Title: Fluctuating thermal regimes prevent chill injury but do not change patterns of oxidative stress in the alfalfa leafcutting bee, Megachile rotundata

item TORSON, ALEX - University Of Western Ontario
item Yocum, George
item Rinehart, Joseph - Joe
item NASH, SEAN - North Dakota State University
item BOWSHER, JULIA - North Dakota State University

Submitted to: Journal of Insect Physiology
Publication Type: Peer Reviewed Journal
Publication Acceptance Date: 8/22/2019
Publication Date: 8/28/2019
Citation: Torson, A.S., Yocum, G.D., Rinehart, J.P., Nash, S.A., Bowsher, J.H. 2019. Fluctuating thermal regimes prevent chill injury but do not change patterns of oxidative stress in the alfalfa leafcutting bee, Megachile rotundata. Journal of Insect Physiology.

Interpretive Summary: The alfalfa leafcutting bee is the primary pollinator used in the production of alfalfa seed in North America. A number of other specialty crops such as carrot, onion, and blueberry are also pollinated by this bee.
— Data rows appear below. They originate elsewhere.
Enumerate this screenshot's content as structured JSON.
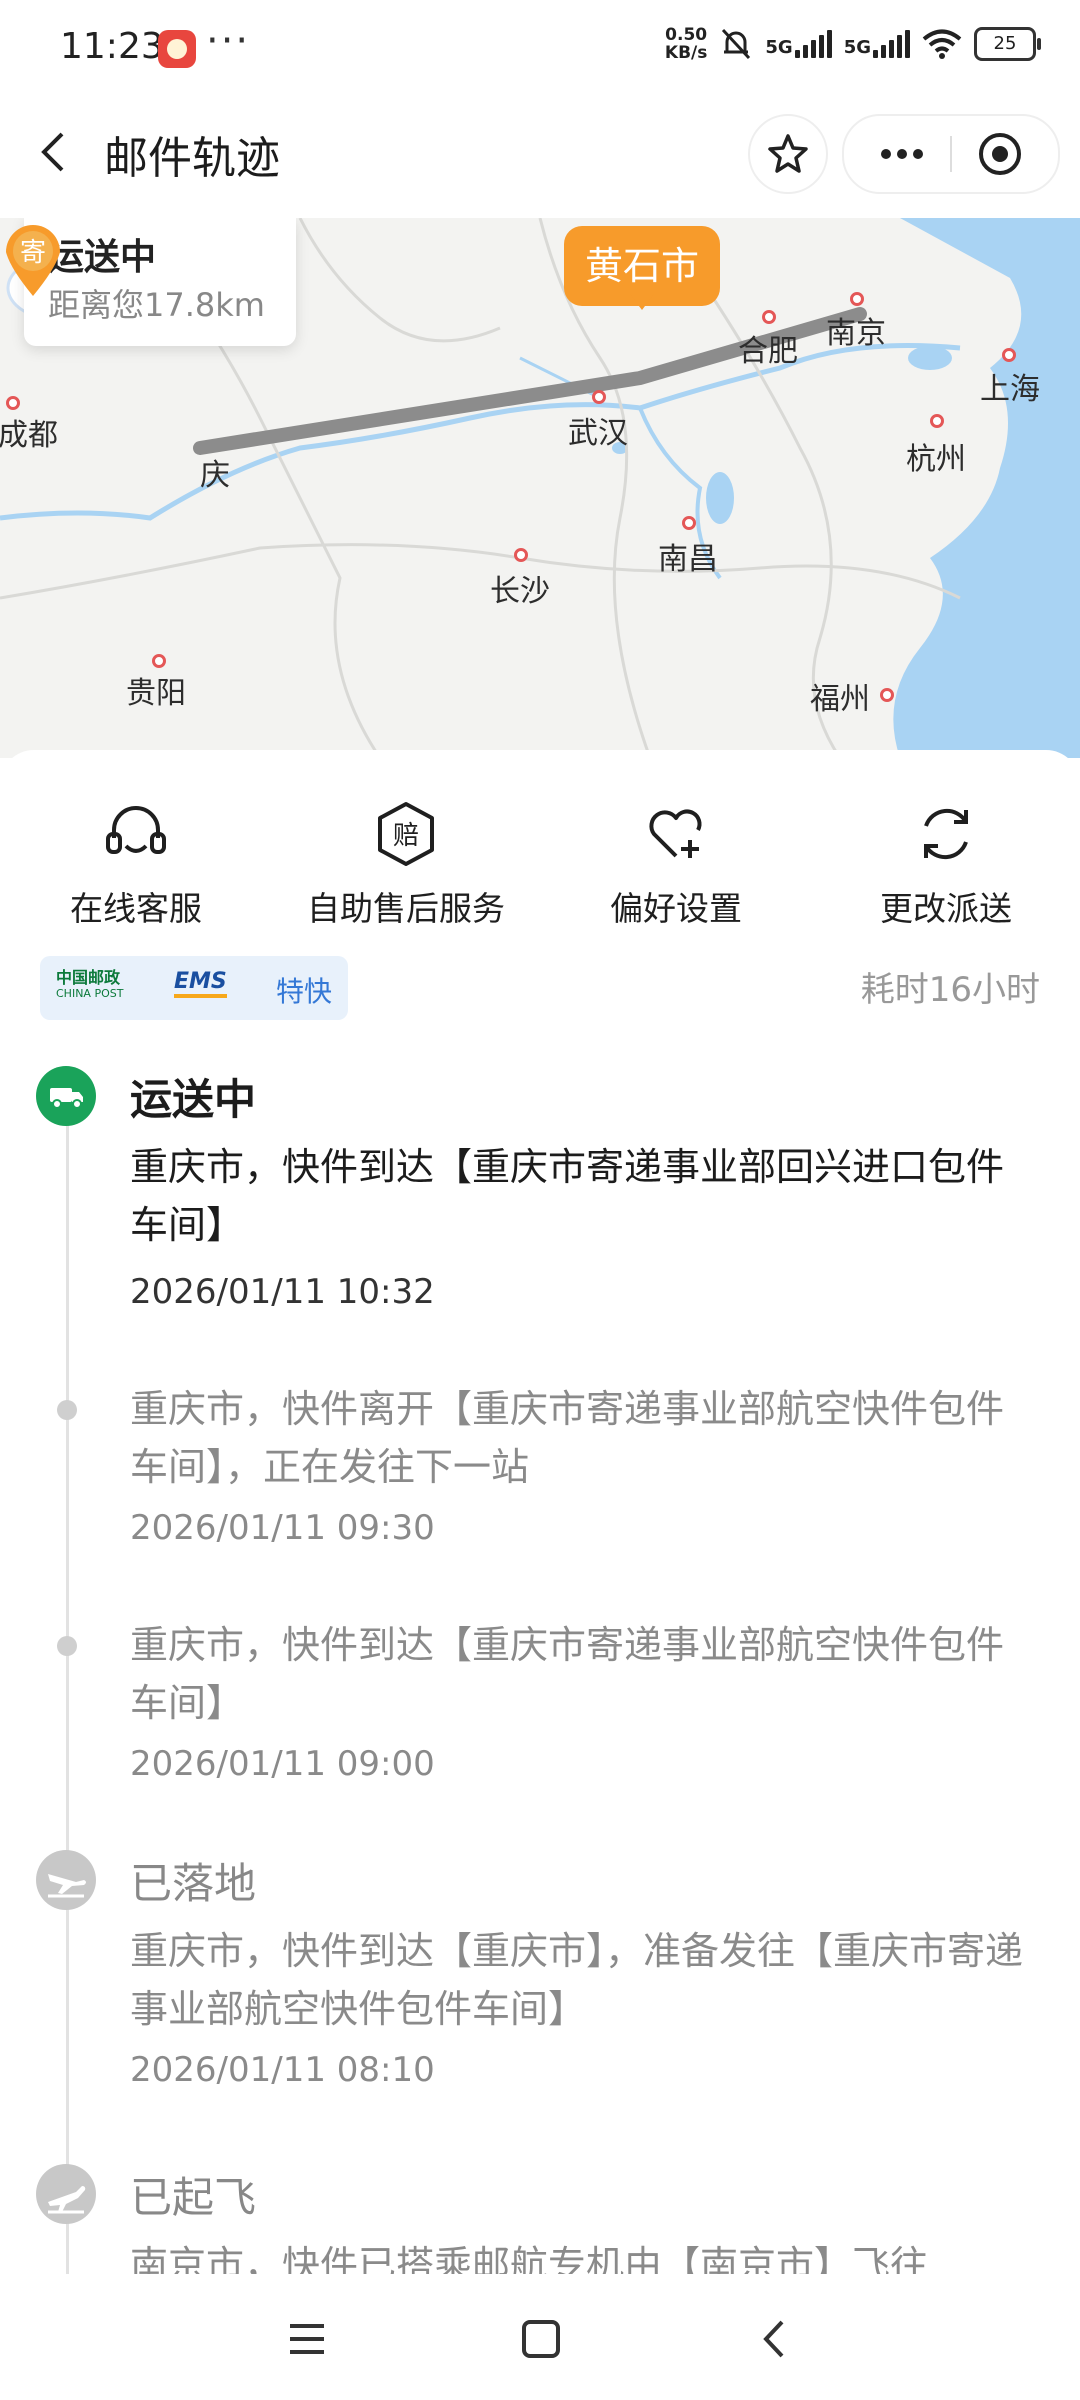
{
  "status_bar": {
    "time": "11:23",
    "more": "···",
    "net_speed_value": "0.50",
    "net_speed_unit": "KB/s",
    "sim1": "5G",
    "sim2": "5G",
    "battery": "25",
    "icons": [
      "app-notification-icon",
      "bell-muted-icon",
      "signal-icon",
      "wifi-icon",
      "battery-icon"
    ]
  },
  "header": {
    "title": "邮件轨迹",
    "icons": [
      "back-icon",
      "star-icon",
      "more-icon",
      "target-icon"
    ]
  },
  "map": {
    "status_title": "运送中",
    "distance": "距离您17.8km",
    "destination_bubble": "黄石市",
    "send_pin_label": "寄",
    "cities": {
      "chengdu": "成都",
      "chongqing": "庆",
      "wuhan": "武汉",
      "hefei": "合肥",
      "nanjing": "南京",
      "shanghai": "上海",
      "hangzhou": "杭州",
      "nanchang": "南昌",
      "changsha": "长沙",
      "guiyang": "贵阳",
      "fuzhou": "福州"
    },
    "colors": {
      "route": "#8c8c8c",
      "water": "#a9d3f3",
      "land": "#f3f3f1",
      "accent": "#f79b2b"
    }
  },
  "actions": [
    {
      "label": "在线客服",
      "icon": "headset-icon"
    },
    {
      "label": "自助售后服务",
      "icon": "compensation-icon"
    },
    {
      "label": "偏好设置",
      "icon": "heart-plus-icon"
    },
    {
      "label": "更改派送",
      "icon": "refresh-icon"
    }
  ],
  "courier": {
    "china_post": "中国邮政",
    "china_post_en": "CHINA POST",
    "ems": "EMS",
    "service": "特快",
    "elapsed": "耗时16小时"
  },
  "timeline": [
    {
      "status": "运送中",
      "desc": "重庆市，快件到达【重庆市寄递事业部回兴进口包件车间】",
      "time": "2026/01/11 10:32"
    },
    {
      "status": "",
      "desc": "重庆市，快件离开【重庆市寄递事业部航空快件包件车间】，正在发往下一站",
      "time": "2026/01/11 09:30"
    },
    {
      "status": "",
      "desc": "重庆市，快件到达【重庆市寄递事业部航空快件包件车间】",
      "time": "2026/01/11 09:00"
    },
    {
      "status": "已落地",
      "desc": "重庆市，快件到达【重庆市】，准备发往【重庆市寄递事业部航空快件包件车间】",
      "time": "2026/01/11 08:10"
    },
    {
      "status": "已起飞",
      "desc": "南京市，快件已搭乘邮航专机由【南京市】飞往",
      "time": ""
    }
  ],
  "navbar": {
    "icons": [
      "menu-icon",
      "home-icon",
      "back-nav-icon"
    ]
  }
}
To aid in the availability of the alfalfa leafcutting bee for pollination services, they are subjected to low-temperature storage at various times during their life cycle. Low-temperature storage of insects have historically been conducted using constant temperatures. We have demonstrated that using a fluctuating temperature regime, in which insects are given a daily high temperature pulse, improves both bee survival and pollinator health as compared to the standard practice. The molecular mechanism by which fluctuating temperature regimes improve survival is unclear. The current hypothesis suggests that prolonged exposure of insects to low temperatures induces oxidative damage and this leads to mortality. We tested this idea using the alfalfa leafcutting bee, but were unable to confirm this hypothesis. These results will help narrow the focus of future research aimed to understand how fluctuating temperature regimes improve the survival of alfalfa leafcutting bees. This understanding will lead to better storage procedures for the bee industry and improved health and availability of pollinators for agricultural producers.
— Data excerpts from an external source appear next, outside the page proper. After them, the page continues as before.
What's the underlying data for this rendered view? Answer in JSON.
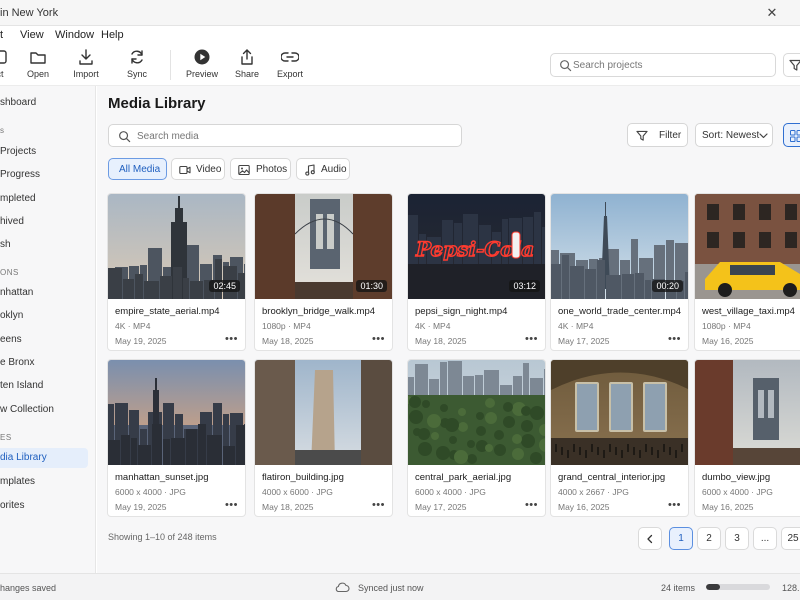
{
  "window": {
    "title": "in New York"
  },
  "menu": [
    "t",
    "View",
    "Window",
    "Help"
  ],
  "toolbar": {
    "buttons": [
      {
        "label": "ct",
        "icon": "new-project-icon"
      },
      {
        "label": "Open",
        "icon": "folder-icon"
      },
      {
        "label": "Import",
        "icon": "import-icon"
      },
      {
        "label": "Sync",
        "icon": "sync-icon"
      },
      {
        "label": "Preview",
        "icon": "play-icon"
      },
      {
        "label": "Share",
        "icon": "share-icon"
      },
      {
        "label": "Export",
        "icon": "export-icon"
      }
    ],
    "search_placeholder": "Search projects"
  },
  "sidebar": {
    "items": [
      {
        "label": "shboard",
        "active": false
      },
      {
        "label": "s",
        "active": false,
        "header": true
      },
      {
        "label": "Projects",
        "active": false
      },
      {
        "label": "Progress",
        "active": false
      },
      {
        "label": "mpleted",
        "active": false
      },
      {
        "label": "hived",
        "active": false
      },
      {
        "label": "sh",
        "active": false
      },
      {
        "label": "ONS",
        "active": false,
        "header": true
      },
      {
        "label": "nhattan",
        "active": false
      },
      {
        "label": "oklyn",
        "active": false
      },
      {
        "label": "eens",
        "active": false
      },
      {
        "label": "e Bronx",
        "active": false
      },
      {
        "label": "ten Island",
        "active": false
      },
      {
        "label": "w Collection",
        "active": false
      },
      {
        "label": "ES",
        "active": false,
        "header": true
      },
      {
        "label": "dia Library",
        "active": true
      },
      {
        "label": "mplates",
        "active": false
      },
      {
        "label": "orites",
        "active": false
      }
    ]
  },
  "main": {
    "title": "Media Library",
    "search_placeholder": "Search media",
    "filter_label": "Filter",
    "sort_label": "Sort: Newest",
    "chips": [
      {
        "label": "All Media",
        "icon": "",
        "active": true
      },
      {
        "label": "Video",
        "icon": "video-icon",
        "active": false
      },
      {
        "label": "Photos",
        "icon": "photo-icon",
        "active": false
      },
      {
        "label": "Audio",
        "icon": "music-icon",
        "active": false
      }
    ],
    "media": [
      {
        "name": "empire_state_aerial.mp4",
        "meta": "4K · MP4",
        "date": "May 19, 2025",
        "duration": "02:45",
        "scene": "empire"
      },
      {
        "name": "brooklyn_bridge_walk.mp4",
        "meta": "1080p · MP4",
        "date": "May 18, 2025",
        "duration": "01:30",
        "scene": "bridge"
      },
      {
        "name": "pepsi_sign_night.mp4",
        "meta": "4K · MP4",
        "date": "May 18, 2025",
        "duration": "03:12",
        "scene": "pepsi"
      },
      {
        "name": "one_world_trade_center.mp4",
        "meta": "4K · MP4",
        "date": "May 17, 2025",
        "duration": "00:20",
        "scene": "owtc"
      },
      {
        "name": "west_village_taxi.mp4",
        "meta": "1080p · MP4",
        "date": "May 16, 2025",
        "duration": "",
        "scene": "taxi"
      },
      {
        "name": "manhattan_sunset.jpg",
        "meta": "6000 x 4000 · JPG",
        "date": "May 19, 2025",
        "duration": "",
        "scene": "sunset"
      },
      {
        "name": "flatiron_building.jpg",
        "meta": "4000 x 6000 · JPG",
        "date": "May 18, 2025",
        "duration": "",
        "scene": "flatiron"
      },
      {
        "name": "central_park_aerial.jpg",
        "meta": "6000 x 4000 · JPG",
        "date": "May 17, 2025",
        "duration": "",
        "scene": "park"
      },
      {
        "name": "grand_central_interior.jpg",
        "meta": "4000 x 2667 · JPG",
        "date": "May 16, 2025",
        "duration": "",
        "scene": "grandcentral"
      },
      {
        "name": "dumbo_view.jpg",
        "meta": "6000 x 4000 · JPG",
        "date": "May 16, 2025",
        "duration": "",
        "scene": "dumbo"
      }
    ],
    "showing_text": "Showing 1–10 of 248 items",
    "pagination": [
      "1",
      "2",
      "3",
      "...",
      "25"
    ],
    "current_page": "1",
    "pepsi_sign_text": "Pepsi-Cola"
  },
  "status": {
    "left": "hanges saved",
    "synced": "Synced just now",
    "count": "24 items",
    "storage": "128.",
    "storage_fraction": 0.22
  },
  "colors": {
    "accent": "#2f6fd1",
    "sidebar_active_bg": "#e5eefb",
    "pepsi_neon": "#ff3b2f"
  }
}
Technical Abstract: In insects, prolonged exposure to unseasonably low temperatures can lead to detrimental physiological effects known as chill injury. Changes in membrane phase during low temperature exposure drive the collapse of ion gradients, metabolic imbalance and oxidative stress. In the alfalfa leafcutting bee, Megachile rotundata, transcriptomic evidence provides support for these responses at the level of gene expression, but variable expression profiles between life stages in M. rotundata indicate that different mechanisms could be responsible repairing and protecting against chill injuries across development. Herein, we test the hypothesis that exposure to a fluctuating thermal regime (FTR) promotes an increased and protective oxidative stress response, relative to a chill-injury-inducing static thermal regime (STR) in M. rotundata. We measured the expression of several transcripts with products known to have antioxidant properties as well as total antioxidant capacity and lipid peroxidation during both extended overwintering in prepupae and low temperature stress during pupal development. We observed differential gene expression for the antioxidant glutathione peroxidase and several transcripts with known antioxidant properties including vitellogenin, apolipoprotein D, glutathione S-transferase, and nuclear protein 1. However, the expression of transcripts coding for other enzymatic antioxidants did not change between treatments. Neither life stage varied in their capacity to cope with an induced oxidative stress after FTR exposure and we did not observe evidence of lipid peroxidation in chill injured (STR) prepupae. These results did not support our initial hypothesis and suggest that either 1) oxidative damage occurs in other structural components besides lipids or 2) oxidative damage is not a factor in FTR responses to chill injury in Megachile rotundata or 3) the damage caused by chill injury is highly tissue-specific and is masked by our whole-organism homogenates.